Christmas is a bizarre time of year. It is a holiday season with an incredible pendulum – the same people who take extra time to remember the elderly, the military, the poor and the unlovable will turn around to be swept up in a haze of materialism: Black Friday, stocking stuffers, books, clothes and toys.
There is something beautiful and magical about so many people who are suddenly conscience stricken to be kind, to be thoughtful and to be giving.
And I think it’s a wonderful thing to have that mindset.
But too often, we just let it be a Christmas season thing. As soon as December 26 rolls around, we have spiritual and emotional amnesia. We forget to be others focused. We forget our heart of servanthood. We forget to have that spirit of Christlike love.
I want to bake cookies for my neighbors in December but I can’t be bothered to say good morning any of the rest of the year.

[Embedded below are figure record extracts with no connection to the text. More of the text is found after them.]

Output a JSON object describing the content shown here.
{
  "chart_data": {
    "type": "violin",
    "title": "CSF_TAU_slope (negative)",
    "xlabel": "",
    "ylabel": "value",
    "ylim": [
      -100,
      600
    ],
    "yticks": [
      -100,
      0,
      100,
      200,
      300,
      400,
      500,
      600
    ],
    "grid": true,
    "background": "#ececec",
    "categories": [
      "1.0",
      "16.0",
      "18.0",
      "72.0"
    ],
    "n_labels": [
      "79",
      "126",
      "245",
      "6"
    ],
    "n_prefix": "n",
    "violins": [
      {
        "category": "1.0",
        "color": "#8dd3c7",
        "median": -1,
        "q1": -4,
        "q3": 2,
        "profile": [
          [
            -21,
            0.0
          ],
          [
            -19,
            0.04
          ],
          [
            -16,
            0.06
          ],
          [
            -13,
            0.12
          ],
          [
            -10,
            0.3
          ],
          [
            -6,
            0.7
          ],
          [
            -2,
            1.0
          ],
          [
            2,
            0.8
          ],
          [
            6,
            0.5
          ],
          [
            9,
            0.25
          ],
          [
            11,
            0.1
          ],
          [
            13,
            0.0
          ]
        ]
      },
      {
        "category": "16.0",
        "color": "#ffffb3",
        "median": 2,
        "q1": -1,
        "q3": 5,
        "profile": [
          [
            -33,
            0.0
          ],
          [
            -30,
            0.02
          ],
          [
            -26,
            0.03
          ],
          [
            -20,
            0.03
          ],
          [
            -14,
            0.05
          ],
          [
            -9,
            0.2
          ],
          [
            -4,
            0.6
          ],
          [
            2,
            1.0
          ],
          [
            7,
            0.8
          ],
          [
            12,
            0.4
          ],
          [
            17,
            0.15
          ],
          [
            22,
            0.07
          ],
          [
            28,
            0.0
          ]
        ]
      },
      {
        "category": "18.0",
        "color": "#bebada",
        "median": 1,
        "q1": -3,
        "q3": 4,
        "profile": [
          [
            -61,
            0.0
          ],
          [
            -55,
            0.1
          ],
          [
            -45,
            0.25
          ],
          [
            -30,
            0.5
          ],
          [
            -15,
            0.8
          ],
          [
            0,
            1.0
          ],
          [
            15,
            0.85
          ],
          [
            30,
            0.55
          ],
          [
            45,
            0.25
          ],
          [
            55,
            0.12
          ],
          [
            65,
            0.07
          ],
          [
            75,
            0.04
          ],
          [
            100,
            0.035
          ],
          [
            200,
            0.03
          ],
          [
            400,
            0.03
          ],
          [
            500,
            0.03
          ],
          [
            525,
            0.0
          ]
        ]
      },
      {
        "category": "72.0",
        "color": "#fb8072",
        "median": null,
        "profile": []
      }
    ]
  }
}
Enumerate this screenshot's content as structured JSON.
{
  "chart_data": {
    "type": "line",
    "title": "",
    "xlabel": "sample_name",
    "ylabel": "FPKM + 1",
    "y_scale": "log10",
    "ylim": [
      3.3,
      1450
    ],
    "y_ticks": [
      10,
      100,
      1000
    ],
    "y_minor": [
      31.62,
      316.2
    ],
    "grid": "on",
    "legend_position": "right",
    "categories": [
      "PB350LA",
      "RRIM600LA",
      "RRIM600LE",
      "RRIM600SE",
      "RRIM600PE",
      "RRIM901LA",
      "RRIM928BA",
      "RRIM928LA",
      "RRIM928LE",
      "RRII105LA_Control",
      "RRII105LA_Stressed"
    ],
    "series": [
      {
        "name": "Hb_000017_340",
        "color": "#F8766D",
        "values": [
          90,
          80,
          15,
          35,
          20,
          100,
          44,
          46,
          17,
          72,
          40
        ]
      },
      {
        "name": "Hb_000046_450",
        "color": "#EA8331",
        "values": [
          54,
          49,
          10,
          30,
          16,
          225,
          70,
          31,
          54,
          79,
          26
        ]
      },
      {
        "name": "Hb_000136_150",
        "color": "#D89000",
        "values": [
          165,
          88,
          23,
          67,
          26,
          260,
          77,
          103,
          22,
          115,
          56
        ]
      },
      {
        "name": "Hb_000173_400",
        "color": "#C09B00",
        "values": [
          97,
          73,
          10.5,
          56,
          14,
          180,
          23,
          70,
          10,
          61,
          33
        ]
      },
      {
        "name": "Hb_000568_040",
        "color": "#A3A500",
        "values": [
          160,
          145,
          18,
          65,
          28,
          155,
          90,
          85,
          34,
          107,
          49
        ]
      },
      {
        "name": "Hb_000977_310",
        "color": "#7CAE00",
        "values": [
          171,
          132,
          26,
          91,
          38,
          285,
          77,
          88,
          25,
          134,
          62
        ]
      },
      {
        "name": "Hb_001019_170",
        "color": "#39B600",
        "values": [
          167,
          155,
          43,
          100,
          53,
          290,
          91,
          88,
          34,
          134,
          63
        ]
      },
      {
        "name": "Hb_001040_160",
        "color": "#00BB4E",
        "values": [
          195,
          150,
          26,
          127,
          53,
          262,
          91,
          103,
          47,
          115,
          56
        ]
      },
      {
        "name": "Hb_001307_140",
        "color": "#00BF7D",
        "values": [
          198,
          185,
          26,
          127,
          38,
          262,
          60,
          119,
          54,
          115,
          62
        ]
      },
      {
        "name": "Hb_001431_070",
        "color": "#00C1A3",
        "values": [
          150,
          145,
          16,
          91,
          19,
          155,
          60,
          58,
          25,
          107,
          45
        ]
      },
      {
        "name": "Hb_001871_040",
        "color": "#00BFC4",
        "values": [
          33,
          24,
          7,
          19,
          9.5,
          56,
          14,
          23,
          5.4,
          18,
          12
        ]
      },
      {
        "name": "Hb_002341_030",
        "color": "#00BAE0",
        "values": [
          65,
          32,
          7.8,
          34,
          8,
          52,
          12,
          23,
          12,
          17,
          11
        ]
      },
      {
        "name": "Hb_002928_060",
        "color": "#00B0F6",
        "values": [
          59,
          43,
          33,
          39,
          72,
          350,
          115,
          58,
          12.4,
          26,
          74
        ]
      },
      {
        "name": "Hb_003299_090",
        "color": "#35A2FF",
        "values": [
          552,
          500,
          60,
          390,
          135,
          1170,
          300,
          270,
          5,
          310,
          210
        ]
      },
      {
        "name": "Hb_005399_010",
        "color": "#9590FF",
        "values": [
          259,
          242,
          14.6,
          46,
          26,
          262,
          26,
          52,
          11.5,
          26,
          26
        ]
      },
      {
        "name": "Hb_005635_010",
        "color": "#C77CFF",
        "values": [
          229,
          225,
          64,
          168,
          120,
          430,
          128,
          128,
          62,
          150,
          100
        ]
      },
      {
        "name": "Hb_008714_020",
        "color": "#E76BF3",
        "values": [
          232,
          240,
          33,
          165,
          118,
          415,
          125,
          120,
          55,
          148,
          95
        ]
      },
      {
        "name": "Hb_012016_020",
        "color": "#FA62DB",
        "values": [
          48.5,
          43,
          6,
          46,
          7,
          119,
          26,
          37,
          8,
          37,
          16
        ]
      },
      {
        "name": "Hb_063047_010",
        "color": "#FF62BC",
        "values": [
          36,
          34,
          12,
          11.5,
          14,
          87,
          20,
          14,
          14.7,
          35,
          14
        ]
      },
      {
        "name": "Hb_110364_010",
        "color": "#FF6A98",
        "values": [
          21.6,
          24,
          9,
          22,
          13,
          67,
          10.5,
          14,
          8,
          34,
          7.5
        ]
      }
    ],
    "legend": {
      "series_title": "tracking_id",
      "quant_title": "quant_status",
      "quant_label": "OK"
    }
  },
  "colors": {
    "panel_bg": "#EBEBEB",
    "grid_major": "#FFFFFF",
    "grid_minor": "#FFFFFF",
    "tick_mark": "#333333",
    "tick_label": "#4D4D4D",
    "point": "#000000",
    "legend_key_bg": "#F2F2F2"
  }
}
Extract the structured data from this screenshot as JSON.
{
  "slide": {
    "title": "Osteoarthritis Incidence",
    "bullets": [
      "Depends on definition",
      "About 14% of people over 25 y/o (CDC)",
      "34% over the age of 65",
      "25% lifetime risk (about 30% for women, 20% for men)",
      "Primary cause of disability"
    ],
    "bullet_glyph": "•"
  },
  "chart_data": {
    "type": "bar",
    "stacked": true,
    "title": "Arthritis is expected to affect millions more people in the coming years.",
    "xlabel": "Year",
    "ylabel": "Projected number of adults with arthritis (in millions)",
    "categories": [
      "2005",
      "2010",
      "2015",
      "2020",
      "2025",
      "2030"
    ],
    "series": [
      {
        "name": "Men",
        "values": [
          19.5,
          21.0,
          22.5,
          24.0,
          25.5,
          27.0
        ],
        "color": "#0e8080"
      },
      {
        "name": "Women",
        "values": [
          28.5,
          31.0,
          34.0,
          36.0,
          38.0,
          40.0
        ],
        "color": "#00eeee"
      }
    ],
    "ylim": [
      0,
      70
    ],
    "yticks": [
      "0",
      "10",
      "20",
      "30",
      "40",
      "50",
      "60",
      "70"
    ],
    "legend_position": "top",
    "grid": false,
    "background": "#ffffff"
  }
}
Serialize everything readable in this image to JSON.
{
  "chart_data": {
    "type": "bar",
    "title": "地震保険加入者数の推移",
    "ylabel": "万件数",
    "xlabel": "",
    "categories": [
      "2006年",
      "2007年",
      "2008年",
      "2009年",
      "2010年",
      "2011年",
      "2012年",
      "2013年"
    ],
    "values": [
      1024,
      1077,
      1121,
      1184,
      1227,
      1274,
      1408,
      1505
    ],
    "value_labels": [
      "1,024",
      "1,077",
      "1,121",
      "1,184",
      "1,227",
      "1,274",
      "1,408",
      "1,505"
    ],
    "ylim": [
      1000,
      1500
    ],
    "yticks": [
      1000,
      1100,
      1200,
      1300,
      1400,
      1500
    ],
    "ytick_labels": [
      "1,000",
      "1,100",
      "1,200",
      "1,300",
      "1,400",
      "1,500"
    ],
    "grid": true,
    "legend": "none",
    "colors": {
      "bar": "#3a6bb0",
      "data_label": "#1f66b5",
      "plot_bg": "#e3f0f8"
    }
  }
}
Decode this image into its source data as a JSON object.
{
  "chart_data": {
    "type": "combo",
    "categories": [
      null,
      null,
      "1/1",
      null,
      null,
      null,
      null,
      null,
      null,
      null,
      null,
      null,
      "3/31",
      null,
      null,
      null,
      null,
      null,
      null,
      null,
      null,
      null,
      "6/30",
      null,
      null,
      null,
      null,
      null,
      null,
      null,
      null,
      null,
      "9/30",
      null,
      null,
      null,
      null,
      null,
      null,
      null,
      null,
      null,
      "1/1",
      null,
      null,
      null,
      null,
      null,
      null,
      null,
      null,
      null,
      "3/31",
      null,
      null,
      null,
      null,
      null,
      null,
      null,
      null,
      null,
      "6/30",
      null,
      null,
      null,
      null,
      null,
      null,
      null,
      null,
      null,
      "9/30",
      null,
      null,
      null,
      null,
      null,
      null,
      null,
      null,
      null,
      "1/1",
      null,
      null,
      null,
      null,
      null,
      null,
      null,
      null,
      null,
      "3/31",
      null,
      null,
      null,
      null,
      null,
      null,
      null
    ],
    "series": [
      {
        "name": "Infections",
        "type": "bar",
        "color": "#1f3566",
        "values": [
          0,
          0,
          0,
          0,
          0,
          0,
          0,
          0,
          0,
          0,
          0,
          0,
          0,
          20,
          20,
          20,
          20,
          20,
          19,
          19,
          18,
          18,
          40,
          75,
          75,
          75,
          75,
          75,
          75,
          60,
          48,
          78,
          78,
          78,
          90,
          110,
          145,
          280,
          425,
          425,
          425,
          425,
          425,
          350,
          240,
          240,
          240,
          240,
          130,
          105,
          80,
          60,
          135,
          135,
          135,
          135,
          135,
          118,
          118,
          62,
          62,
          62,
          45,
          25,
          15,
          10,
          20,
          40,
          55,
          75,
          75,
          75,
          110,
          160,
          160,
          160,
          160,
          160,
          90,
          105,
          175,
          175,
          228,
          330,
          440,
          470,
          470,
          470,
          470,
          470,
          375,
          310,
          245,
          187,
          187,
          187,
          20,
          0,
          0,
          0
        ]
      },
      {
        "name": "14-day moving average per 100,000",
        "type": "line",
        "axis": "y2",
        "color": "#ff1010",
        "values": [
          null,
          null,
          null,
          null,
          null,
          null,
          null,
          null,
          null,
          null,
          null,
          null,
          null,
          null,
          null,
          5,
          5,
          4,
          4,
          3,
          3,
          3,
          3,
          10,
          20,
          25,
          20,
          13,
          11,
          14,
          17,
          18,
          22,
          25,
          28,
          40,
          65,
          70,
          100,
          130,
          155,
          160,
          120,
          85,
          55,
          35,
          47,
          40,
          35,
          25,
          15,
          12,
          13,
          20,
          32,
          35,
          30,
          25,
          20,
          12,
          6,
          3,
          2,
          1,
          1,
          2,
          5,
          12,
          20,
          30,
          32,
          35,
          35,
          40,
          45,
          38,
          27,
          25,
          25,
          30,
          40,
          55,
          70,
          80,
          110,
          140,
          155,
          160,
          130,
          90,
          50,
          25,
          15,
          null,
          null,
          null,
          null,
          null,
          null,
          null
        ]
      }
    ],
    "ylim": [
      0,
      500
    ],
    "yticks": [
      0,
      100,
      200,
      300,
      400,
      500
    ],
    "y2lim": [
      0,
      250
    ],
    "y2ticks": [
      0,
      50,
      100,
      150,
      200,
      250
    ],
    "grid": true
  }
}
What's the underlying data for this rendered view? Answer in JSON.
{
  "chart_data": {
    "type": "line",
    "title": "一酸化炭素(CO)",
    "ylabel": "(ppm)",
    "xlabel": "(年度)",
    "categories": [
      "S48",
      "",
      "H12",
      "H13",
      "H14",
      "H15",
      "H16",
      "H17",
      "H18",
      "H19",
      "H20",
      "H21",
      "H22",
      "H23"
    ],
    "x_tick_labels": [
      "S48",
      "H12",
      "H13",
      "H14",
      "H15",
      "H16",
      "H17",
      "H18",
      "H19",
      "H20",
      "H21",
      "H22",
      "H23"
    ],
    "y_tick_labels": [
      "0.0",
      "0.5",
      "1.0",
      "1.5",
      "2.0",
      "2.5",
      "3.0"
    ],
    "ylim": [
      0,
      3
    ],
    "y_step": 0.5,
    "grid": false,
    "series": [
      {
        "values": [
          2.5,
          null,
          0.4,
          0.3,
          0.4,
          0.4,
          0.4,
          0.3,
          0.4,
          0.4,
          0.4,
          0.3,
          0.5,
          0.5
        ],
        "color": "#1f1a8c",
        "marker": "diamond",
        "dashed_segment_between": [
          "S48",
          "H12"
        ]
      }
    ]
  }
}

I will make a fruit basket for all the shut ins at church the week before Christmas but I won’t remember to drop by and visit or send a card in January.
I will write a card to someone in the military at the beginning of December, but I won’t remember his birthday or his anniversary later on.
I will donate extra toys to charity in December but I will let all my stuff accumulate, rust and break before taking it to a thrift store in the spring.
Please don’t misunderstand me – these are all good things to do. And I think we should do them in December. But perhaps, this year, December can be the start instead of just a season. The start of good habits. The start of visiting and writing cards. The start of kind greetings and thoughtful gestures. The start of generosity, love, and spreading cheer.
Because you see, a habit is hard to start – but harder still to continue and persevere. May we all persevere with a Christlike spirit for more than today, for more than this week, for more than this month. May we stay the course until we reach eternity.